That leads directly into our second “probable cause”: it would be completely unsurprising if money alone lay at the root of the issue.

The inkling of information that the company gains from “seeing” each piece of content get downloaded is valuable. When a single sponsored Instagram post can run up a $100,000 asking price, it should suprise no one that guaranteeing each view 👁️, like ❤️, and impression through a centralized, trusted authority (that is, through direct interactions with Instagram’s servers) is an essential part of locking in those sweet, sweet advertising dollars.

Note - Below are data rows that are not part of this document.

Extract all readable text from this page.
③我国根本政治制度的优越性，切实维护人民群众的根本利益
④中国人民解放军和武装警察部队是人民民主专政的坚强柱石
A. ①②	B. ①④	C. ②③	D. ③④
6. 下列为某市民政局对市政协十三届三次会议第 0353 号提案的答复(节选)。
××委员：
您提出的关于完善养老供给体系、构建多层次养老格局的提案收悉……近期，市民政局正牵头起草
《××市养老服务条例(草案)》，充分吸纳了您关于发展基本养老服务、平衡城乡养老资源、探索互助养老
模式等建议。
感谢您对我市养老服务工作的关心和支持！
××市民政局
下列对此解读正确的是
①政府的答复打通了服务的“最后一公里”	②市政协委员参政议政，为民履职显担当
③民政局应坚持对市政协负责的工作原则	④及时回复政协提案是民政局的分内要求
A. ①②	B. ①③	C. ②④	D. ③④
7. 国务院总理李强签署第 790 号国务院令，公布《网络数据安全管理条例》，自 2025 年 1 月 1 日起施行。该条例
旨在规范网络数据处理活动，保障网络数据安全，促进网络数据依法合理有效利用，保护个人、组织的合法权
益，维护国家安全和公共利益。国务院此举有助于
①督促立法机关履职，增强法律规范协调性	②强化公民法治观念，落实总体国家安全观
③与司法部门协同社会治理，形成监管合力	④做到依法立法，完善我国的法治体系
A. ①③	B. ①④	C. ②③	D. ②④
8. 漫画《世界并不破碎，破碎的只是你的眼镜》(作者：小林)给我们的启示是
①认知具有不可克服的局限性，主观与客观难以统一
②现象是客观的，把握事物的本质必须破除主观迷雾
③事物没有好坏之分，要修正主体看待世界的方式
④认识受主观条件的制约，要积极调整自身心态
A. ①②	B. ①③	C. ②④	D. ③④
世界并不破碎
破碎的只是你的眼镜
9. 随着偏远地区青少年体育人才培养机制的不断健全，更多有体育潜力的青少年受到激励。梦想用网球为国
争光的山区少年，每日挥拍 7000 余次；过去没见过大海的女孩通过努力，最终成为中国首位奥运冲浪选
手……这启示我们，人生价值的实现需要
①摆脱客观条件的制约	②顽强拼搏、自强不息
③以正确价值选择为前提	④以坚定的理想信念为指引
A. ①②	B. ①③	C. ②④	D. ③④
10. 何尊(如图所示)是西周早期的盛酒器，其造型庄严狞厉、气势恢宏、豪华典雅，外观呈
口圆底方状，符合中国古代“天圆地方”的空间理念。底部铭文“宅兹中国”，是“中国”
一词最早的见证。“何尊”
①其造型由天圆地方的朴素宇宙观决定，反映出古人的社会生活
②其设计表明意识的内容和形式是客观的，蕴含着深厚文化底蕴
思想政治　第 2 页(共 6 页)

Hence, it must be the case that this income (along with the expense of engineering such a system) outweighs the massive extra server costs associated with delivering content from a single, centralized location.

Privacy

A common concern of peer-to-peer applications is that it exposes user IP addresses. Though a legitimate concern, it’s not an imperative consequence of a P2P architecture: it’s possible (and desirable) to design a peer-to-peer system that preserves user privacy. On the extreme end of the latency vs. privacy spectrum lies Tor, which re-encrypts its packets at every hop to keep everyone unaware of the destination beyond the next hop, but there are plenty of compromises that can be made to still keep IP addresses relatively private without resorting to such extremes. Tunneling or routing packets through multiple users,4 provider-owned “supernodes,” and other technical solutions can help keep us private while also letting us participate in a peer-to-peer sharing scheme.

Control

Like dragons hoard piles of gold 💰, tech corporations hoard data and users 🗿. And much like a dragon would destroy a village before it let someone touch its treasures, a tech company would sooner shut a product down before relinquishing control over its precious monetization streams. When we concentrate the power and the content in one company’s hands, only the company benefits.

Conclusion

At the end of the day, it’s likely to be a linear combination of the aforementioned issues, and short-sightedness is likely at the forefront. Why invest in efficient content distribution methods when you’re making money hand-over-fist? Tech stocks have consistently hit all-time-highs every year.

Why invest in user privacy when it’ll only temporarily impact your annual revenue by a paltry 8% after the biggest data scandal of the decade?

Why invest in security your stock price recovers a less than a year after leaking the financial data of half of the US population?

Let’s look past the fleeting dollar signs of the present and take in the writing on the wall. Without drastic changes in how we approach content distribution in the future, the exponential growth we’re bound to see continue in the coming decade threatens to topple our fragile centralized ecosystem, leaving our ❤️-addicted populous circus-starved, our culture frozen (or even lost) in time, and our tech-dependent workforce completely immobolized.


  1. To keep this post (mostly) family-friendly, this footnote will be the only acknowledgement that 30% of total Internet usage is driven by porn. That’s right, one-third of the Internet is dedicated to watching others bump uglies. And in coherence with this post’s thesis, this means millions of people simultaneously watching copies of identical content when they could be sharing a single copy, instead. ↩︎

  2. Obviously, Google itself isn’t serving all of this data so naively. Our browsers, ISPs, CDNs, etc. all make their best effort to cache repetitive content to avoid waste. That’s beside the point, though, because at the end of the day, this 24TB of data is still being transferred across a few handfuls of sources to serve ~10KB of unchanging content. Those centralized solutions are bandages on bullet holes. ↩︎

  3. Mondo has a good brief article that dives into the problems of content centralization in the context of the AWS outage. ↩︎

  4. A few years ago, I started writing a library that would enable any application to achieve peer-to-peer routing relatively easily. The idea was that packets can be efficiently routed between peers using a DHT-like approach without necessarily exposing IPs to the entire swarm. It did not get very far out of prototype phase, but a serverless IM client proved that the concept was at least viable. ↩︎